Limpar casa durante união estável não dá direito a indenização

O fato de a mulher cuidar da casa durante a união estável não gera indenização. O entendimento é da 3ª Câmara Cível do Tribunal de Justiça de Goiás, que negou recurso a Genoveva Calixto da Costa. Ela pretendia ser indenizada por Benedito Rodrigues dos Santos, em um salário mínimo, por causa dos serviços domésticos prestados durante o período em que viveram juntos.

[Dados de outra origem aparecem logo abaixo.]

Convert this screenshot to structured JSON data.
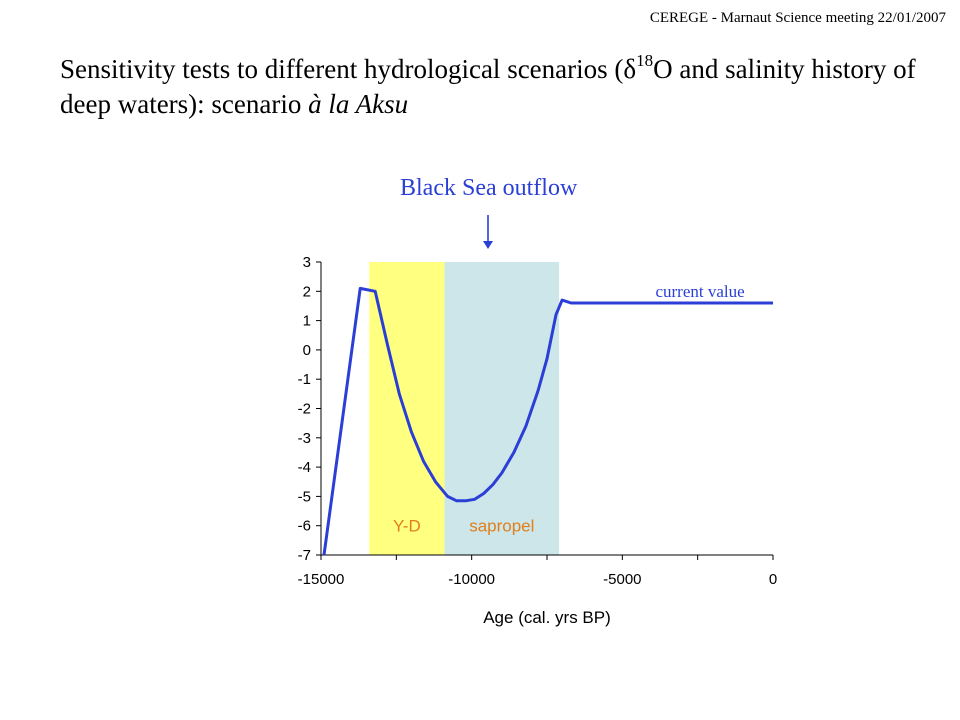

A ex alegou que conviveu com ele por mais de 20 anos e fazia todos os serviços domésticos, inclusive ajudando na confecção de gaiolas para o sustento do lar. Os argumentos não foram aceitos.

Para o relator, desembargador Rogério Arédio Ferreira, os conflitos da relação não devem mais ser resolvidos com base no Direito das Obrigações, mas no atual e moderno Direito de Família. “O fato de a mulher limpar a casa não implica proveito patrimonial do companheiro, já que houve um esforço de ambos para um fim comum", ressaltou.

O desembargador explicou que a convivência pressupõe óbvio auxílio mútuo. Para ele, se por um lado a autora cuidava de seu lar, desempenhando funções próprias de verdadeira esposa e mãe, o réu trabalhava para o sustento familiar contribuindo não só financeiramente, mas com seu esforço para viabilizar a manutenção da família.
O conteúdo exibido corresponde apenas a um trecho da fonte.